Fatih Terim, maçtan 1 gün önce düzenlediği basın toplantısında Real Sociedad karşılaşmasının bu sezon için bir milad olacağını belirtiyordu.
Haklıydı Fatih Terim. Şampiyonlar Ligi'nde İstanbul'da kaybedilen Real Sociedad maçı sonrasında, Avrupa'nın 1 numaralı kupasında işinin bittiği düşünülen G.Saray ard arda aldığı puanlarla şansını son maça taşımayı becermişti.
Atmosfer olarak ideal bir ortama çıktı G.Saray. Tribün baskısı yok. Hava güzel ve ortada alınması gereken bir 3 puan ve parlak bir gelecek var.
Dün gece G.Saray, bu 3 puanı koparsa, maddi açıdan da manevi açıdan da büyük bir rahatlama yaşayacaktı.
25 dakika rakip kaleye gidemeyen takım, biraz da mucize kabilinden golü bulunca, içimizden ‘‘Bugün futbol tanrısı bile Galatasaray'ın yanında’’ diye düşündük. Çünkü o dakikaya kadar, futbolun evrensel değerlerini sahaya yansıtan takım kesinlikle Real Sociedad'tı.
Sahayı iyi parselleyen, ayağa düzgün paslar yapabilen ve oyunu domine eden taraf İspanyol ekibiydi. Zaten G.Saray'ın golü de kendi kalesinde gol çizgisinden çıkarılan bir topun devamında gelmişti.
Hamle fazlası
İkinci yarı daha diri olması gerekli diye düşünüyorduk G.Saray'ın. Fakat ilk yarıda 7 korner kullanan Real Sociedad (ve buna karşılık G.Saray'ın ilk yarıda korneri yok, ikinci yarıda da sadece bir kez bu şansı yakaladı) sekizinci kornerle başladı. Ben golün bu kadar bağırarak geldiği pek fazla maç seyretmedim.

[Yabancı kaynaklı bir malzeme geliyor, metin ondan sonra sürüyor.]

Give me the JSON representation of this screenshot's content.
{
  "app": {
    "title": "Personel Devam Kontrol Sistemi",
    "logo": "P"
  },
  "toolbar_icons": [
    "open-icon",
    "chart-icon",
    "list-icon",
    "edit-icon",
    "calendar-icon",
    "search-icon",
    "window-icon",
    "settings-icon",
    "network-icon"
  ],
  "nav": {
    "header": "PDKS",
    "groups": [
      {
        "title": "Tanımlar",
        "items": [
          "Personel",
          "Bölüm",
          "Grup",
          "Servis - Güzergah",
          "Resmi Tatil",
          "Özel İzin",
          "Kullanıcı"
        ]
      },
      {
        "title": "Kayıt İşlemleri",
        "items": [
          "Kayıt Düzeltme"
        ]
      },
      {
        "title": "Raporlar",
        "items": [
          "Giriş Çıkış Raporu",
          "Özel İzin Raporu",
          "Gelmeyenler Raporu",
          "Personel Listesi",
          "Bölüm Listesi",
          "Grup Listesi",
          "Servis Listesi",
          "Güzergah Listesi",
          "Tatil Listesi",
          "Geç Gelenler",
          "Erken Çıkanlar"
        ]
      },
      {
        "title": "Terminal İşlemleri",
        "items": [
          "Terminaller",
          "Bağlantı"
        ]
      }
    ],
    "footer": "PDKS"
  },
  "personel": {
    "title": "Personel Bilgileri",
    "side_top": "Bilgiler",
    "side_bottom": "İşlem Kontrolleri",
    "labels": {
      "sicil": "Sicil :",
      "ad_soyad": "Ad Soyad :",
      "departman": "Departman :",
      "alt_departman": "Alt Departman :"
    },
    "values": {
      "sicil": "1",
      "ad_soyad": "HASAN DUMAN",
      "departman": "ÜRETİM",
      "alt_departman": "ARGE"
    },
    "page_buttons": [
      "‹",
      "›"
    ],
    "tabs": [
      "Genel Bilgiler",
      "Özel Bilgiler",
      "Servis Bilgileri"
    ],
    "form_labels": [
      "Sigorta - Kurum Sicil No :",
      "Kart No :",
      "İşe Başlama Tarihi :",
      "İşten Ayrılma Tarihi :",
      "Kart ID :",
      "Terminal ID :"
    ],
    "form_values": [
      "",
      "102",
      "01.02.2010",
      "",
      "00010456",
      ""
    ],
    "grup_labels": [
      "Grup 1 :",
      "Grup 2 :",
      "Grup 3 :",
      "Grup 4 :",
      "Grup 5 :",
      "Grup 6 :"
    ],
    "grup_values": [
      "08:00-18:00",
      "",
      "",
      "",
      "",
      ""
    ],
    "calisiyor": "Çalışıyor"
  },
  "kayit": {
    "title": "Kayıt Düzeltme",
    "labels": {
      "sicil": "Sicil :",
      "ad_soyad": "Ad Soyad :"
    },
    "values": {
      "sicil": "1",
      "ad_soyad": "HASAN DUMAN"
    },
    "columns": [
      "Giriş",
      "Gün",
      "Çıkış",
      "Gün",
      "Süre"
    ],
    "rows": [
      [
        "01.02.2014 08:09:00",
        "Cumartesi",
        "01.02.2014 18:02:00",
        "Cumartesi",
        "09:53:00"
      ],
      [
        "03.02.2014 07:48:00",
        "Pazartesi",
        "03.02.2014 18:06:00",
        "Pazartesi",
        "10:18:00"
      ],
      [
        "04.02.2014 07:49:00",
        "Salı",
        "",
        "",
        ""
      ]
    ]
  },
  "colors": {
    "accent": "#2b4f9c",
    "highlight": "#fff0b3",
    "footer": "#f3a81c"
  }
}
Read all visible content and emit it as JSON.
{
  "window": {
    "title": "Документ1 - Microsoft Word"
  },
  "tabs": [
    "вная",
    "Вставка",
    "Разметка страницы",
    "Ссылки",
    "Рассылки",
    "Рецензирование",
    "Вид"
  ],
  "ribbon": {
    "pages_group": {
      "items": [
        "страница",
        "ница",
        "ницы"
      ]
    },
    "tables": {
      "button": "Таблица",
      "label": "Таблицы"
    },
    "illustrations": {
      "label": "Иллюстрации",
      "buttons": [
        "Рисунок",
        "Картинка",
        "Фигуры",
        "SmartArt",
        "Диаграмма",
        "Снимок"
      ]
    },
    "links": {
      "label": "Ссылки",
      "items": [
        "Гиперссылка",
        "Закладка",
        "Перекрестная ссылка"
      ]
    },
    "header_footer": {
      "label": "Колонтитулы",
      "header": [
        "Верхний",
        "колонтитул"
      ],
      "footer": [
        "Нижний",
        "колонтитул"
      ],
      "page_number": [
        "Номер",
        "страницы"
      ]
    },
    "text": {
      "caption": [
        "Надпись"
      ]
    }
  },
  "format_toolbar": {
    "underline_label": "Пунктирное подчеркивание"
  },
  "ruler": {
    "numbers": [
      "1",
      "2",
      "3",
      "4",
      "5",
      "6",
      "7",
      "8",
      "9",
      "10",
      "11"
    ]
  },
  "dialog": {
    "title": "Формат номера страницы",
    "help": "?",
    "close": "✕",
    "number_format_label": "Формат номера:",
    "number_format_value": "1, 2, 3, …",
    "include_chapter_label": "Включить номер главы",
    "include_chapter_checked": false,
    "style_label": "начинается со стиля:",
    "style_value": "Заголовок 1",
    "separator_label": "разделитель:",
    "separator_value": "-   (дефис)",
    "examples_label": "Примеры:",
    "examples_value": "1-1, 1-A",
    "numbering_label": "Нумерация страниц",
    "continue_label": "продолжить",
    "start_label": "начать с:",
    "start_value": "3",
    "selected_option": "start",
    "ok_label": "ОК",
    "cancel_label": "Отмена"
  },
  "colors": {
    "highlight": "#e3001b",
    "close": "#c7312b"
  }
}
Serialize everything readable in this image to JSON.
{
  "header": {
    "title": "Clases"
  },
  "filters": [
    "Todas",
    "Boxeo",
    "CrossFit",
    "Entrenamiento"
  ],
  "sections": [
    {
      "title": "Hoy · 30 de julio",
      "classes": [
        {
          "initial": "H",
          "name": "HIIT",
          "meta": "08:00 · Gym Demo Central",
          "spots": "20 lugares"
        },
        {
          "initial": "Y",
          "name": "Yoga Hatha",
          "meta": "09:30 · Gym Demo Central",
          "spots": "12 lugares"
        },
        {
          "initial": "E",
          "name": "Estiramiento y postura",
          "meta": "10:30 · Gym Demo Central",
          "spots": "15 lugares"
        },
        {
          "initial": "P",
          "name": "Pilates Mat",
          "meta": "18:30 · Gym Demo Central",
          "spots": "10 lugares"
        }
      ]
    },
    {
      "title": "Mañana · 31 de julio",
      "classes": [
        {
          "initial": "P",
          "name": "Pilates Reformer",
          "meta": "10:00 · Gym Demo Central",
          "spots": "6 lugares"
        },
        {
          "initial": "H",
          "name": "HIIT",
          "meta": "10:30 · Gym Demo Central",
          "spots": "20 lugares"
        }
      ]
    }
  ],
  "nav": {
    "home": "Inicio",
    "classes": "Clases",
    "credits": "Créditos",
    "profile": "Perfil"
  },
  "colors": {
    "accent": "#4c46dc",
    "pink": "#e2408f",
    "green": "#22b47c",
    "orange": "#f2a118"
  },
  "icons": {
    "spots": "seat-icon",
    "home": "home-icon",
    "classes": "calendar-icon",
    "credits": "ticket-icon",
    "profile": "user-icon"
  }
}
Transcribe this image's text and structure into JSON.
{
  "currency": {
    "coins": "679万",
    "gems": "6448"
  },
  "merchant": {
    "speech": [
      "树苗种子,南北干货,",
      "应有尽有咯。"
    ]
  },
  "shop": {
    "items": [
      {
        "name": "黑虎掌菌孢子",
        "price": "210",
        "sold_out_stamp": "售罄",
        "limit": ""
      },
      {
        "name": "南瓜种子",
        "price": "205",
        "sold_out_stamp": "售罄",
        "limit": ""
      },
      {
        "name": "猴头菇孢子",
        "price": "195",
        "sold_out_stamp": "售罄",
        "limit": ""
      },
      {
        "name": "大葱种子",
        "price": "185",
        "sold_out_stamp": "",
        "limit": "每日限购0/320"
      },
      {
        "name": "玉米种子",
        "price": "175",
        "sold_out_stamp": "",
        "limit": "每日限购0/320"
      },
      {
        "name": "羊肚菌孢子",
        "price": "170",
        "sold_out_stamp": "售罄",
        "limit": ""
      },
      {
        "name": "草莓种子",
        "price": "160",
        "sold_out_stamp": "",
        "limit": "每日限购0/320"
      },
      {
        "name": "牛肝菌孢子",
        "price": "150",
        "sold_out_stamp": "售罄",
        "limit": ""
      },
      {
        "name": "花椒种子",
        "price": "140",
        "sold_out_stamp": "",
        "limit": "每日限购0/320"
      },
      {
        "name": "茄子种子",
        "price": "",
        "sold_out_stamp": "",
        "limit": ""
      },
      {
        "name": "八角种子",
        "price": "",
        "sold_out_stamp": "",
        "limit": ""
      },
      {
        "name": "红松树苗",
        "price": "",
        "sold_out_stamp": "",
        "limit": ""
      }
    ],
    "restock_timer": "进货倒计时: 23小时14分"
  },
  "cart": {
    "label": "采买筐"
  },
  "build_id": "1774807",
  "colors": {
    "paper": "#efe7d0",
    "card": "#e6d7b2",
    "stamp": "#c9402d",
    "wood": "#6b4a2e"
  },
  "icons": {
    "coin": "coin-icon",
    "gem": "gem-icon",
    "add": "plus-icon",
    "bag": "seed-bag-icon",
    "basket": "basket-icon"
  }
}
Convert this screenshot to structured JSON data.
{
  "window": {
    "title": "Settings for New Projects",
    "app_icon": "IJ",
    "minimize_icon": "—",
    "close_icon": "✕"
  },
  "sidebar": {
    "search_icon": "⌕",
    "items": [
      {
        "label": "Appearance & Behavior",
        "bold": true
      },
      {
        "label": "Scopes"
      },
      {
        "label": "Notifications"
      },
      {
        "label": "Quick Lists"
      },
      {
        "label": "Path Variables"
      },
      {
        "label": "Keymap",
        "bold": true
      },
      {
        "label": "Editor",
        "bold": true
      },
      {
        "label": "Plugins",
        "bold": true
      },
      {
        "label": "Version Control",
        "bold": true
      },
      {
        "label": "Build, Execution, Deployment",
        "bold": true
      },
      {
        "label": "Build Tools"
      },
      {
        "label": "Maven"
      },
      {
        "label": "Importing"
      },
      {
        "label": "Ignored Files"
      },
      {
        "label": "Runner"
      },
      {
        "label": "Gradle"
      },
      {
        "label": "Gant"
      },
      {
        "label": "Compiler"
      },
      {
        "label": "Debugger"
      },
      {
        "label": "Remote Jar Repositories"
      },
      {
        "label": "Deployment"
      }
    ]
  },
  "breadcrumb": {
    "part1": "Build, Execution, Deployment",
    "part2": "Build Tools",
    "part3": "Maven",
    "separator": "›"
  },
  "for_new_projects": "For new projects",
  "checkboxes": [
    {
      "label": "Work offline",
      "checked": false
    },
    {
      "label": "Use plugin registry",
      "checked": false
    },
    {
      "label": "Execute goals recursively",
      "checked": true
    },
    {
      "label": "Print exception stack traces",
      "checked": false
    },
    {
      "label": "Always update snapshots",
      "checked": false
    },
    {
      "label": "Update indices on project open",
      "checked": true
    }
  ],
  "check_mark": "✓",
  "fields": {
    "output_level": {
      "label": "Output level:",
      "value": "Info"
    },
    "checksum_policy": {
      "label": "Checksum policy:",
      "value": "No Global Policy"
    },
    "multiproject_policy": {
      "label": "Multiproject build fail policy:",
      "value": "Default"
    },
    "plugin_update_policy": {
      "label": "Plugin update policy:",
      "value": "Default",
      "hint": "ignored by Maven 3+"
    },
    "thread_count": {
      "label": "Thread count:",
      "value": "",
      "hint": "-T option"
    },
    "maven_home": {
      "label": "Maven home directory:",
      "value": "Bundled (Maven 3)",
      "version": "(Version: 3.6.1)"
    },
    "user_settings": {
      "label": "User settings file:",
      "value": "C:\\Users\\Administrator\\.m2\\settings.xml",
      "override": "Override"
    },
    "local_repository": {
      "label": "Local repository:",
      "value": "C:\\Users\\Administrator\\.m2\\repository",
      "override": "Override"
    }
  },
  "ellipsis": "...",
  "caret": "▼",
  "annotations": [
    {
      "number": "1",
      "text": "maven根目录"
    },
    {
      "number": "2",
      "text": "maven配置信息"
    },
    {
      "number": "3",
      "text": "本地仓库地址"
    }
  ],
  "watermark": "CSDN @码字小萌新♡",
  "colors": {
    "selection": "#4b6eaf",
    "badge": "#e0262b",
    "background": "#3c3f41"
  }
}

Nitekim, Kovaçeviç'in yokluğunda forma şansı bulan De Paula 50. dakikada Sociedad'ı beraberliğe taşıdı.
G.Saray hep bir hamle geride kaldı maç boyunca. İkili mücadelelerde topa sahip olan, rakibe top göstermeyen taraf hep Sociedad oldu. Fatih Terim, maçın ilerleyen bölümlerinde sahadaki forvet oyuncularını arttırarak oyuna hakim olmayı ve G.Saray'ı Şampiyonlar Ligi'nde devam edecek skoru yakalatmayı amaçladı. Ama başarılı olamadı.
Hep verilen bir örnek vardır, ‘‘Yarısı dolu bir bardağa nasıl baktığınız mühimdir’’ Kimisi bu bardağın yarısı boş der, kimisi yarısı dolu.
G.Saray'ın durumunu da böyle değerlendirmek gerekiyor galiba.
Bundan bir iki hafta öncesine kadar Avrupa macerasını noktaladığı düşünülen G.Saray, UEFA Kupası'nda yoluna devam edecek. Bu bardağın dolu tarafı oluyor. Bardağın boş tarafında ise öne geçilen bir maçta Şampiyonlar Ligi'ne veda etmek var.
Siz bu bardağı nasıl görürsünüz bilemem fakat ben bütün iyi niyetimle dolu tarafa bakanlardan olacağım.